Section 112A of the Income Tax Act, 1961 governs the taxation of long-term capital gains (LTCG) arising from the transfer of specified securities, including:

  • Equity shares of listed companies
  • Units of equity-oriented mutual funds
  • Units of business trusts

This section was introduced in Budget 2018 (effective from FY 2018-19) to replace the earlier exemption under Section 10(38) and imposes a concessional tax rate on such gains.

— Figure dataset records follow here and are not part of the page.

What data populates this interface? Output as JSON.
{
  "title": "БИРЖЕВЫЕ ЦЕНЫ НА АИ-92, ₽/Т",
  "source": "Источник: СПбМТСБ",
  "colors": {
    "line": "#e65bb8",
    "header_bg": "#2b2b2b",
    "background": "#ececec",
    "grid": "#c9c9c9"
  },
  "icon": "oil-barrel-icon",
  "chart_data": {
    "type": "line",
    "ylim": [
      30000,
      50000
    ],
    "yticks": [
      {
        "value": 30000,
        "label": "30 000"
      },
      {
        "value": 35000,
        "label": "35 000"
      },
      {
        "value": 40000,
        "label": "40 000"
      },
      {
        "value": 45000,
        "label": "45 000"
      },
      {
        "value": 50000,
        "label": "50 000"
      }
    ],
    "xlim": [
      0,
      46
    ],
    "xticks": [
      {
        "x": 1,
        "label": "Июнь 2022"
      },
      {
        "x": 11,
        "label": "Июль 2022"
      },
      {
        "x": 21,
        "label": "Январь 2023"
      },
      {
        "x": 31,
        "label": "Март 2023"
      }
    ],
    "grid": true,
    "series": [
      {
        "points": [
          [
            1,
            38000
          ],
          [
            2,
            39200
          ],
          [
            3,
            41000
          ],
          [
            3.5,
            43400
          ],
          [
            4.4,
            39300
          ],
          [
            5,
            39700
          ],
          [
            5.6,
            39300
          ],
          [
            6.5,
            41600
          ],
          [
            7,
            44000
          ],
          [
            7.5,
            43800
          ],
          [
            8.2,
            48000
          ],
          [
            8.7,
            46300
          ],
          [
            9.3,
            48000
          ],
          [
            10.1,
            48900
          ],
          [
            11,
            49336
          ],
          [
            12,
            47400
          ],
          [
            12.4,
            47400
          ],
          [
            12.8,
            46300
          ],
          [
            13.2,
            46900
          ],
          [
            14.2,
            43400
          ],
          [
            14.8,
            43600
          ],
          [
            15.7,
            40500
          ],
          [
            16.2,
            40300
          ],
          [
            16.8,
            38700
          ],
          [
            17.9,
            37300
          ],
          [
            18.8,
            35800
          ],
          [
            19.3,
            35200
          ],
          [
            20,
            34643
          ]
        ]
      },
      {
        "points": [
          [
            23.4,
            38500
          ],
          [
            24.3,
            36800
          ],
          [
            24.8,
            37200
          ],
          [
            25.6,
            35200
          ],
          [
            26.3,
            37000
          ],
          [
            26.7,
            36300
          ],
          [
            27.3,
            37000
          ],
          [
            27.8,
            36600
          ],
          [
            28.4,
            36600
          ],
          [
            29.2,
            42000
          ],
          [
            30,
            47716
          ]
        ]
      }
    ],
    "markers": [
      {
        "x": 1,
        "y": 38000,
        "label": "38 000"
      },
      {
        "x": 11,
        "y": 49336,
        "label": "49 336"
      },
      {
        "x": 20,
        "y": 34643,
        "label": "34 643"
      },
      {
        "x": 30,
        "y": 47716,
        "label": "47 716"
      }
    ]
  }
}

Key Features of Section 112A

Applicability Conditions

For Section 112A to apply:

  1. Asset Type: Must be equity shares, equity-oriented fund units, or business trust units
  2. STT Payment: Securities Transaction Tax (STT) must be paid:
    • On both purchase and transfer for equity shares
    • On transfer for equity-oriented funds/business trust units
  1. Holding Period: Assets must be held for >12 months to qualify as long-term

Tax Rate Structure

  • Basic Rate: 12.5% on gains exceeding ₹1.25 lakh (from 23rd July 2024)
  • Previous Rate: 10% on gains exceeding ₹1 lakh (before 23rd July 2024)
  • Exemption Threshold: First ₹1.25 lakh of LTCG is tax-free

Grandfathering Provision

A crucial aspect of Section 112A protects gains accrued before 1st February 2018:

  • For assets acquired before 31st January 2018, the cost is the higher of:
    1. Actual purchase price, or
    2. Lower of:
      • Fair Market Value (FMV) as of 31st January 2018
      • Actual sale price

Example: Shares bought in 2010 for ₹10 lakh with FMV of ₹25 lakh on 31/1/2018 and sold for ₹30 lakh in 2025:

  • Deemed cost = ₹25 lakh (FMV)
  • LTCG = ₹5 lakh (₹30L – ₹25L)
  • Taxable gain = ₹3.75 lakh (₹5L – ₹1.25L exemption)
  • Tax @12.5% = ₹46,875

Calculation Methodology

  1. Determine sale consideration
  2. Calculate cost of acquisition (considering grandfathering if applicable)
  3. Deduct transfer expenses (brokerage, etc.)
  4. Compute LTCG: (Sale price) – (Adjusted cost) – (Expenses)
  5. Apply exemption: Subtract ₹1.25 lakh
  6. Calculate tax: 12.5% on remaining amount

Special Provisions

Loss Set-off and Carry Forward

  • Long-term capital losses (LTCL) can only be set off against LTCG
  • Unadjusted LTCL can be carried forward for 8 assessment years

Basic Exemption Adjustment

Resident individuals/HUFs can adjust LTCG against unused basic exemption limit (₹2.5 lakh) after accounting for other income

Example: Other income = ₹1 lakh, LTCG = ₹4 lakh

  • Unused exemption = ₹1.5 lakh (₹2.5L – ₹1L)
  • Taxable LTCG = ₹2.5 lakh (₹4L – ₹1.5L)
  • After ₹1.25L exemption = ₹1.25L taxable @12.5% = ₹15,625 2

IFSC Transactions

Transactions on IFSC stock exchanges in foreign currency are exempt from STT requirement 6

Reporting Requirements

Taxpayers must report LTCG under Section 112A in:

  • ITR-2 or ITR-3 (or simpler forms if conditions met)
  • Schedule 112A with details like:
    • ISIN code
    • Quantity sold
    • Sale price
    • Purchase cost/FMV
    • STT paid

Recent Changes (Budget 2024)

Key updates effective 23rd July 2024:

  • LTCG tax rate increased from 10% to 12.5%
  • Exemption limit increased from ₹1 lakh to ₹1.25 lakh
  • Simplified ITR reporting for gains up to ₹1.25 lakh

Comparison with Other Sections

FEATURE SECTION 112A SECTION 112 SECTION 111A
Assets Listed equities/equity funds Other LTCG assets STT-paid equity STCG
Holding >12 months Varies by asset ≤12 months
Tax Rate 12.5% (>₹1.25L) 12.5%-20% 20%
Indexation No Yes (for some assets) No

This comprehensive guide covers all critical aspects of LTCG taxation under Section 112A, incorporating the latest Budget 2024 changes. Investors should carefully consider holding periods, grandfathering benefits, and exemption limits to optimize their tax liability.